In my case, my first great "SNL" era was the late '80-early '90s era, where you had Phil Hartman, Mike Myers, Dana Carvey, young Chris Rock, younger Sarah Silverman for like a month, Chris Farley, David Spade, Dennis Miller, Norm MacDonald, Kevin Nealon, Jon Lovitz, etc. etc. And somehow Adam Sandler became the biggest superstar out of that bunch. And even I'd argue, that's maybe 4th or 5th best era? The late '90s, Tina Fey-era is even stronger to me once that core group of suddenly got comfortable. "SNL" isn't like, a regular series; it's never gonna jump the shark, it's gonna evolve and change with the times and new blood is constantly coming in to challenge and change what we thought of as funny. Whether you think it's the funniest Variety-Sketch out there right now or not, and yeah, some years, I'd argue it hasn't been, even during some of the series' best years, "SNL" remains a pretty good barometer of what comedy was at the time and see how it's change. It's probably the greatest and biggest American television institution. The Not-Ready-for-Primetime Players, the premiere spot for the next biggest stars in comedy to make their first big, major impressions on a national stage. It's a symbol that not only have these guys, and gals have made it, but these guys aren't going to become stars in the future, they're going to become important influential figures in the world of American comedy.

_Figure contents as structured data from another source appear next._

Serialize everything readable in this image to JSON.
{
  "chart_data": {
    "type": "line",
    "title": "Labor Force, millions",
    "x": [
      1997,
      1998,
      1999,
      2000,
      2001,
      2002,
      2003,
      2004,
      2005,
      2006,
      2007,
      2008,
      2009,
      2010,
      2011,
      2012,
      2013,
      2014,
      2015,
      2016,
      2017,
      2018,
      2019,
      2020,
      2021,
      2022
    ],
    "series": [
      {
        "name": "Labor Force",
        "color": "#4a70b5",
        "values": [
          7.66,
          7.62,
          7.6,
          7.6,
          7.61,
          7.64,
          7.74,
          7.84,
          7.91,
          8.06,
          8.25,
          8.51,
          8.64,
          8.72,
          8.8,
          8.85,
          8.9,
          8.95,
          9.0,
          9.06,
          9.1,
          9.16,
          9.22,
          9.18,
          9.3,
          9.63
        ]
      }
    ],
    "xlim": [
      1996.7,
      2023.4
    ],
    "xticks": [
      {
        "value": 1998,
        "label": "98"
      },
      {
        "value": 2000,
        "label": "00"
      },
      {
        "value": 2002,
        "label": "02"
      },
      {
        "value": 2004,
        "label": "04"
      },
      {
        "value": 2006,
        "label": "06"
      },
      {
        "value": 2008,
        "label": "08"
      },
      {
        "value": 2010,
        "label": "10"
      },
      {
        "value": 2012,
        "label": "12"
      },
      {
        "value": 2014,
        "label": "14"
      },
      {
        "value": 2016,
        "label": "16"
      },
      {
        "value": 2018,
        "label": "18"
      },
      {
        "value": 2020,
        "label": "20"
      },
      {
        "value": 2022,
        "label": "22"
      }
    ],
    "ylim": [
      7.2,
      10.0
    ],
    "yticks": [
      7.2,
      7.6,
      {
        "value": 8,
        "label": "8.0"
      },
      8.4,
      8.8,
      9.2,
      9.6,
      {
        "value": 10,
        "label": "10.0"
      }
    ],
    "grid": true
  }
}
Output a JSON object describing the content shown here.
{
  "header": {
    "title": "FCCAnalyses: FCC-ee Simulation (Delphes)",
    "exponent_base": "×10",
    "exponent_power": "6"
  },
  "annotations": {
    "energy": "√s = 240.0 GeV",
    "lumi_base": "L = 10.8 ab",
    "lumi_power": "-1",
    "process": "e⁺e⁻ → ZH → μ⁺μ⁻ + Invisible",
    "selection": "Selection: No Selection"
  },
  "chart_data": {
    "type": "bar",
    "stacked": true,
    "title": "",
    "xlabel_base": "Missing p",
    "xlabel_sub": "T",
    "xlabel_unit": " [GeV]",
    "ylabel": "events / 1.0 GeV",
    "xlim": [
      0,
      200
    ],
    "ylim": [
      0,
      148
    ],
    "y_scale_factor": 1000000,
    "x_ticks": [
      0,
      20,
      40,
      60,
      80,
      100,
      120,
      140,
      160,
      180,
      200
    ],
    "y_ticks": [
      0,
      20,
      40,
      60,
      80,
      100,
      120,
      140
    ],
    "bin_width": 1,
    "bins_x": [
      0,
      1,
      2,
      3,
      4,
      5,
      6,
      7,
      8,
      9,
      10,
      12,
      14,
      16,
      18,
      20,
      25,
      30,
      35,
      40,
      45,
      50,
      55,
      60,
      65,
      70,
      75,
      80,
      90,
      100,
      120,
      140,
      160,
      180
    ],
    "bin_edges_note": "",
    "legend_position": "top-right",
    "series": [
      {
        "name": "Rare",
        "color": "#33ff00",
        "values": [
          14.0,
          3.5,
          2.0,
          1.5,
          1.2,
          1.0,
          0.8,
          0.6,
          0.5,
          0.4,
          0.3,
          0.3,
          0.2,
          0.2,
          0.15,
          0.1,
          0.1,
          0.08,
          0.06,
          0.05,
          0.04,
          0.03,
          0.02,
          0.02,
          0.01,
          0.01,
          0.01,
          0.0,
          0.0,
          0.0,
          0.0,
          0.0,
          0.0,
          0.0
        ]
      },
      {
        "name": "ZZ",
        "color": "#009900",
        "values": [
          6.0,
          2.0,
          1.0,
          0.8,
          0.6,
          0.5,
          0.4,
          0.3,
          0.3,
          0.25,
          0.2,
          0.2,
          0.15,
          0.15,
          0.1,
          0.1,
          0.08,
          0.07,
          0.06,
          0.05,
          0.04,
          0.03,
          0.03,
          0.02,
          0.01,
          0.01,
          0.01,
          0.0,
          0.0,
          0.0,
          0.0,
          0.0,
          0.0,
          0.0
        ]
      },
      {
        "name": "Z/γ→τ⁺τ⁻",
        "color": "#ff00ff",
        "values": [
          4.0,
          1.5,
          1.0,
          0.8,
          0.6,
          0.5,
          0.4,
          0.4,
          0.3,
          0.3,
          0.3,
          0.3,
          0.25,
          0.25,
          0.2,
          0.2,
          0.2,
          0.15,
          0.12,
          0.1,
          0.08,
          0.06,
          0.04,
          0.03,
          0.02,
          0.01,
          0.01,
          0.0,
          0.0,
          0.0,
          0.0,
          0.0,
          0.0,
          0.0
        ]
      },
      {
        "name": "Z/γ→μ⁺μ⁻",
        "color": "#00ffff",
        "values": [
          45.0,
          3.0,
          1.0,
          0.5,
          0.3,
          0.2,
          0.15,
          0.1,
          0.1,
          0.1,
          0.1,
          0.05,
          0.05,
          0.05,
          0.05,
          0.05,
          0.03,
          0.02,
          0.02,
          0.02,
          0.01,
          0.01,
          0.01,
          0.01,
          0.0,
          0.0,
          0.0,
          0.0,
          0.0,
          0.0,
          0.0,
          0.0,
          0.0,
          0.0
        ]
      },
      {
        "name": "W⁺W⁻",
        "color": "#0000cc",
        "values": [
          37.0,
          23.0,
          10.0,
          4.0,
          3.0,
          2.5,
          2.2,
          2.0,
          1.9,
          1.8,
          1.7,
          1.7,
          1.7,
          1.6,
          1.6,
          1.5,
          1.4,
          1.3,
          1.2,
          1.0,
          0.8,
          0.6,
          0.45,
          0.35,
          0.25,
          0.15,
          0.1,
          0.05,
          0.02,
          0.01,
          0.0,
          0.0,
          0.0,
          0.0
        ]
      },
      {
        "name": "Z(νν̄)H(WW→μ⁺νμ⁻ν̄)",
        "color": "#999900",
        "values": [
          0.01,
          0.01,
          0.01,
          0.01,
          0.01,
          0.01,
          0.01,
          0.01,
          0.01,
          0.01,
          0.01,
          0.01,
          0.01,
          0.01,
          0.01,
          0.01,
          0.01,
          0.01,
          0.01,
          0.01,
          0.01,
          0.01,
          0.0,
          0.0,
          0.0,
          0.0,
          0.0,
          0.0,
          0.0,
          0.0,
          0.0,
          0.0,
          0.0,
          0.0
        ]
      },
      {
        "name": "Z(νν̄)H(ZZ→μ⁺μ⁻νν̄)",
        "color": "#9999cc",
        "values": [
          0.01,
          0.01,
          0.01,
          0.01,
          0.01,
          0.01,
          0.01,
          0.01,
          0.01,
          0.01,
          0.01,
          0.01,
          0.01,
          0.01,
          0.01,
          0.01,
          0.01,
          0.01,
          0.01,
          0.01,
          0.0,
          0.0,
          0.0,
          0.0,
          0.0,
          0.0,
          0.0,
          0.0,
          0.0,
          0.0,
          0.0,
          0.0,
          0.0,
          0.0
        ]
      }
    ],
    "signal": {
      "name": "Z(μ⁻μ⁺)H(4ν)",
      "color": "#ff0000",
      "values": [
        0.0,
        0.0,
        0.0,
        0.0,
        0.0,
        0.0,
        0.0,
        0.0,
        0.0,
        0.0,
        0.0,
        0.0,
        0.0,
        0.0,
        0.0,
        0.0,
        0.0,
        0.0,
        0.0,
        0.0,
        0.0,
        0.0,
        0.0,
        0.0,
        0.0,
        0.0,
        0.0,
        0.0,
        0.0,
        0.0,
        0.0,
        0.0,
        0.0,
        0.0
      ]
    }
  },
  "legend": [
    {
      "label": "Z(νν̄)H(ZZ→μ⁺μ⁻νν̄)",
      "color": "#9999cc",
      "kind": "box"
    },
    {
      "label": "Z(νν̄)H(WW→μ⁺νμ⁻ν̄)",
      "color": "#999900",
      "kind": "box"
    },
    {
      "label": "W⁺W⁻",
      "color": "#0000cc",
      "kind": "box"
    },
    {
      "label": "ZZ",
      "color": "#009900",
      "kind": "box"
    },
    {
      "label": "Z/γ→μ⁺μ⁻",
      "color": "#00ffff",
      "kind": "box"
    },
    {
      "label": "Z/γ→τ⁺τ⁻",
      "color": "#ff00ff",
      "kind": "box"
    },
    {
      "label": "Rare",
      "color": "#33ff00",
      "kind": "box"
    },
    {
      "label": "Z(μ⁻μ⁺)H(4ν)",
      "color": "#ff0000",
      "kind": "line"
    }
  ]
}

For those who might not know what this clip above is, this was an episode of "All That", which Nickelodeon, last year, actually rebooted and brought back, but it was Nickelodeon's teenage version of "SNL" back in the early '90s, and yeah, that's Chris Farley, one of his last performances in fact, working with him in a sketch. The reason I'm bringing it up is a couple years ago, Kenan Thompson actually surpassed Carol Burnett's record for most years being a regular cast member of a sketch comedy series. Most of it was from "SNL" where, unless you count Don Pardo or Lorne Michaels, I guess, as cast members, Kenan Thompson is also the longest-running cast member in the show's history, this being his 17th season as a cast member. That, along with his work on "All That" is kinda startling.